Arguments pertinents
1. Délégation de signature valide : La décision contestée a été prise par M. Leclerc, qui détenait une délégation régulière du ministre, conférant ainsi la légitimité à la décision (point 3).
2. Condition d'âge pour l'effet collectif : Le tribunal a souligné que, conformément à l'article 22-1 du code civil, un enfant ne peut devenir français de plein droit par effet de la nationalité d'un parent que s'il est mineur au moment de l'acquisition de celle-ci.

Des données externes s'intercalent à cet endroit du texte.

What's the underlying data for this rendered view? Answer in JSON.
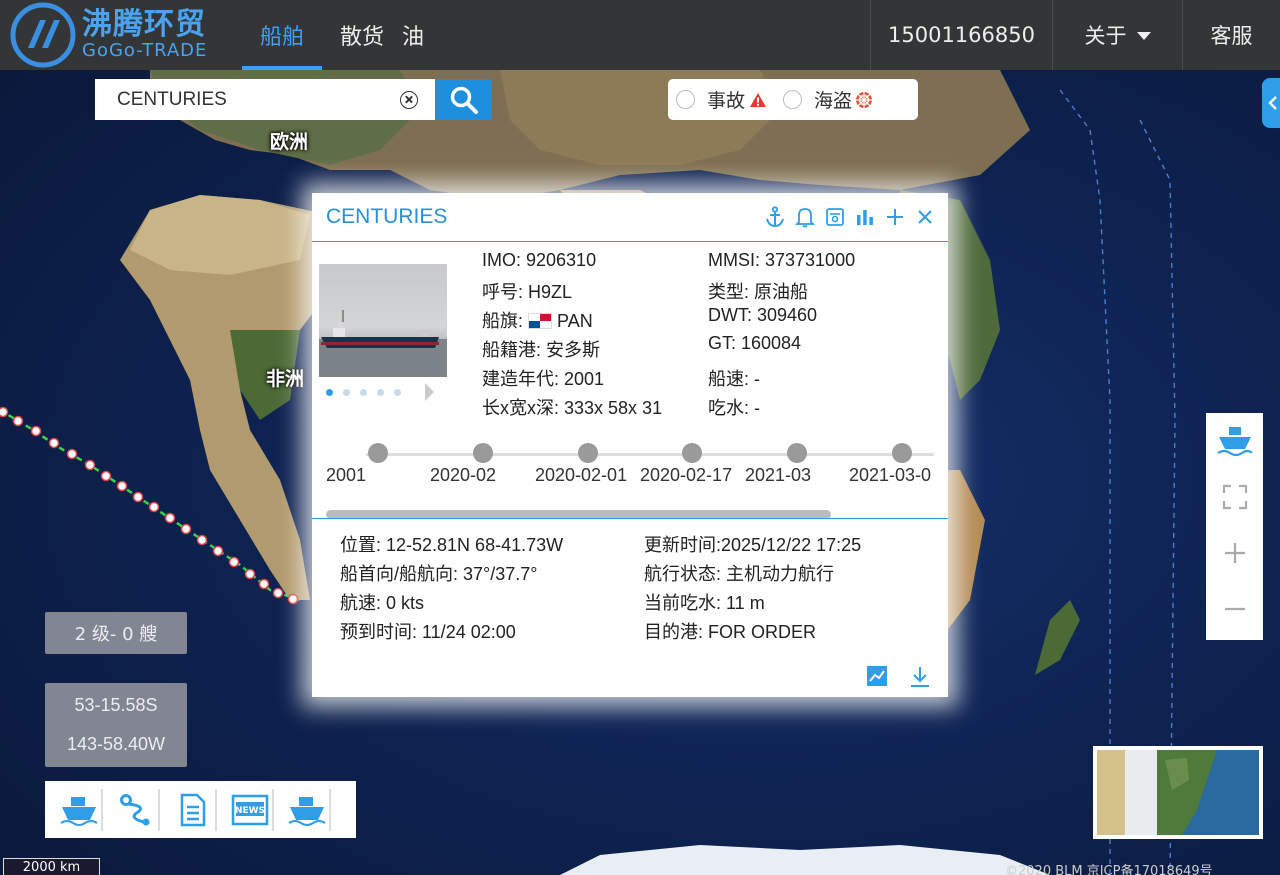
{
  "brand": {
    "name_cn": "沸腾环贸",
    "name_en": "GoGo-TRADE"
  },
  "nav": {
    "tabs": [
      {
        "label": "船舶",
        "active": true
      },
      {
        "label": "散货",
        "active": false
      },
      {
        "label": "油",
        "active": false
      }
    ],
    "phone": "15001166850",
    "about": "关于",
    "service": "客服"
  },
  "search": {
    "value": "CENTURIES",
    "placeholder": ""
  },
  "filters": {
    "accident": "事故",
    "pirate": "海盗"
  },
  "map_labels": {
    "europe": "欧洲",
    "africa": "非洲"
  },
  "ship": {
    "name": "CENTURIES",
    "imo": "IMO: 9206310",
    "mmsi": "MMSI: 373731000",
    "callsign": "呼号: H9ZL",
    "type": "类型: 原油船",
    "flag_label": "船旗:",
    "flag_code": "PAN",
    "dwt": "DWT: 309460",
    "port": "船籍港: 安多斯",
    "gt": "GT: 160084",
    "built": "建造年代: 2001",
    "speed": "船速: -",
    "dims": "长x宽x深: 333x 58x 31",
    "draft": "吃水: -"
  },
  "timeline": [
    "2001",
    "2020-02",
    "2020-02-01",
    "2020-02-17",
    "2021-03",
    "2021-03-0"
  ],
  "position": {
    "pos": "位置: 12-52.81N 68-41.73W",
    "updated": "更新时间:2025/12/22 17:25",
    "heading": "船首向/船航向: 37°/37.7°",
    "status": "航行状态: 主机动力航行",
    "sog": "航速: 0 kts",
    "cur_draft": "当前吃水: 11 m",
    "eta": "预到时间: 11/24 02:00",
    "dest": "目的港: FOR ORDER"
  },
  "widgets": {
    "level": "2 级- 0 艘",
    "lat": "53-15.58S",
    "lon": "143-58.40W",
    "scale": "2000 km",
    "copyright": "©2020 BLM 京ICP备17018649号"
  },
  "colors": {
    "accent": "#2f9ee8",
    "topbar": "#333536",
    "route": "#3bd14a"
  }
}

M. B... C..., étant devenu majeur à la date du décret, ne pouvait pas bénéficier de cet effet, quelle que soit la durée de la procédure d'instruction (points 1 et 4).
3. Rejet des conclusions accessoires : En raison du rejet de la demande principale, les demandes d'injonction et celles fondées sur les modalités de l'article L. 761-1 du code de justice administrative ont également été rejetées (point 5).
Interprétations et citations légales
1. Article 22-1 du Code civil : Cet article stipule que "L'enfant mineur dont l'un des deux parents acquiert la nationalité française, devient français de plein droit s'il a la même résidence habituelle que ce parent ou s'il réside alternativement avec ce parent dans le cas de séparation ou divorce." La condition d'âge play un rôle crucial ici, indiquant que l'effet collectif ne s'applique que si l'enfant est mineur lors de l'acquisition de la nationalité de l'un des parents.
2. Interprétation de la condition d'âge : La décision précise que "En l'absence de prescription en disposant autrement, cette condition d'âge s'apprécie à la date de signature des décrets pris sur son fondement." Cela implique que le statut légal de l'enfant est essentiel pour déterminer si les conditions d'attribution de la nationalité peuvent être respectées.
Cette analyse montre comment le tribunal a appliqué le cadre légal pour aboutir à une décision qui se base sur l'application stricte des dispositions du Code civil concernant la nationalité. Les conclusions tirées soulignent l'importance d’examiner les circonstances individuelles dans le cadre des règles générales établies par la loi.